<snip>
is there any logic behind why MVC uses the actual byte count and MVCSK uses the 
'number of bytes to the right'?
</snip>

As Wayne D pointed out, for MVC the user codes "n" and the instruction text 
uses "n-1". This is almost certainly for effectiveness. Having 8 bits of 
instruction text lets you cover a range of 1-256 bytes instead of 0-255 bytes. 
You would have been very unhappy if you could only move 255 bytes with a single 
MVC if moving a long string (particularly in the days before MVCL). FWIW, this 
is why if you EXecute an MVC, the value you put into the register is "n-1".

For MVCSK/MVCDK, the user does not code a length, and the length is not in the 
instruction text. The length is in a register.
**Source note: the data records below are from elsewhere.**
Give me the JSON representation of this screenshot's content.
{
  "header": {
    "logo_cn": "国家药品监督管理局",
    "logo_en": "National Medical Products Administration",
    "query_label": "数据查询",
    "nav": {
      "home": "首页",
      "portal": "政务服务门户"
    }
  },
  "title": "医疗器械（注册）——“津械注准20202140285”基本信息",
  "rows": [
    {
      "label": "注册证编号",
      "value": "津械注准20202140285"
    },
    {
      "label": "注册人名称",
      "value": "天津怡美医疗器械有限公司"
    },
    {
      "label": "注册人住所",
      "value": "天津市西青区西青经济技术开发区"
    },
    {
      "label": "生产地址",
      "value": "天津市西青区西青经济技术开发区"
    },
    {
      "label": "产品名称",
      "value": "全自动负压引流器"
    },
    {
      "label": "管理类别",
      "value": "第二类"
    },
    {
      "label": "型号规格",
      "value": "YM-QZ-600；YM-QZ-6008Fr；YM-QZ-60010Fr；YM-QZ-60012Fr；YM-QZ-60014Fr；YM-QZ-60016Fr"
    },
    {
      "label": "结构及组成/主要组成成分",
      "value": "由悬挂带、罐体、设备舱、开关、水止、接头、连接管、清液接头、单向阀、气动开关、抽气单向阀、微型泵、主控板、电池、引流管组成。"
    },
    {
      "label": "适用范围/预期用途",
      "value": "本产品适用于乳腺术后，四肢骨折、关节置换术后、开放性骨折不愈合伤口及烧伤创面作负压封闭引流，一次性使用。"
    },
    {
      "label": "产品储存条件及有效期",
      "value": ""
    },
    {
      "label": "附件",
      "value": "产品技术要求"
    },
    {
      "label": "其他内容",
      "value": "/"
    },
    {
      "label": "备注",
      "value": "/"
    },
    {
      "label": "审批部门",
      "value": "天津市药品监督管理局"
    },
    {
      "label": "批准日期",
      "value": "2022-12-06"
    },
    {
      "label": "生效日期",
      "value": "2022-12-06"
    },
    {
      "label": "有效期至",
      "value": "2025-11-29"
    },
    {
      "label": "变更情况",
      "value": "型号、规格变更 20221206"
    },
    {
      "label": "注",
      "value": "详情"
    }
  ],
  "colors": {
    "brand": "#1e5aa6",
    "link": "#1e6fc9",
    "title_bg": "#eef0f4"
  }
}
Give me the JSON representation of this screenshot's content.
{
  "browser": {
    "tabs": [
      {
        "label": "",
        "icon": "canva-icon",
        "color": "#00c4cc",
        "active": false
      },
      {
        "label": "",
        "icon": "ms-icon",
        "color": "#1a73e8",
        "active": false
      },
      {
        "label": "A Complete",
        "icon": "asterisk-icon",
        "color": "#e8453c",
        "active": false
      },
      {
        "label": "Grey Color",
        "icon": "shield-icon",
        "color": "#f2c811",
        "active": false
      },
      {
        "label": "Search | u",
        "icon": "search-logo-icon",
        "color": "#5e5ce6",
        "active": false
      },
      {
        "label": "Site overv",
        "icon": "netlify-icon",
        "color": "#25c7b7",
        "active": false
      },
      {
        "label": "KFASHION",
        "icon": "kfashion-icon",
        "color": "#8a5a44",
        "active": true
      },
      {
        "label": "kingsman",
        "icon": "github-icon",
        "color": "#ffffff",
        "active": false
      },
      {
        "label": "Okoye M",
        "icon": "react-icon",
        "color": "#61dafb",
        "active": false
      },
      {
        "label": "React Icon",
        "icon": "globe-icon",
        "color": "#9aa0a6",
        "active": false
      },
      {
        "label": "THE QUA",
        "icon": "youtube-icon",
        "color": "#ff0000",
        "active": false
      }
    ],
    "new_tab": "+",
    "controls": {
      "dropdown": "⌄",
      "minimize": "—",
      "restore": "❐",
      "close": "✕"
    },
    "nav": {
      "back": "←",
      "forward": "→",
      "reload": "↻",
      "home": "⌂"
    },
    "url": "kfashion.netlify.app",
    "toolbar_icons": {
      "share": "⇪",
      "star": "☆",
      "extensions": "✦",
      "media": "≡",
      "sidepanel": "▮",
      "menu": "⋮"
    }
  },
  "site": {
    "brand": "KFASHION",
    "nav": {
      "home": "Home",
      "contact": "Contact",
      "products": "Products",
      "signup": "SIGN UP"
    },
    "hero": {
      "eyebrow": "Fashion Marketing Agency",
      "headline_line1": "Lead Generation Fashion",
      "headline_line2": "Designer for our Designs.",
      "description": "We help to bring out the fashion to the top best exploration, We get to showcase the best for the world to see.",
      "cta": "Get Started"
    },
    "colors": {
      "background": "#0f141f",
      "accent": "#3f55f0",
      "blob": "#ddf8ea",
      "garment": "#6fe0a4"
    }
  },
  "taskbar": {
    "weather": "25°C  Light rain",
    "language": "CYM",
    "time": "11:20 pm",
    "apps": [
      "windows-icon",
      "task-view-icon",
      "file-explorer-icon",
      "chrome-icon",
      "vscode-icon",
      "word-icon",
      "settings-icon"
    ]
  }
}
So the user puts the value there 
by a separate instruction.

So both actually use "number of bytes to the right" (or, as I think of it, 
"length minus one").

You could ask "for MVCSK/MVCDK, since the length is in a register, why did you 
go with n-1 in the register instead of n?". I don't recall exactly but it was 
likely for either (or both) of consistency with MVC (such as the execute case) 
or for cost savings (perhaps being able to share part of the implementation).

As to the initial question, as pointed out, it depends on the type of the SVC. 
The SVC owner knows what type it is (because they defined it) and can look in 
the right place for that type of SVC, just as they look in the right place for 
the caller's regs (for which the answer is different than the psw/key, but 
similarly depends on the type of the SVC.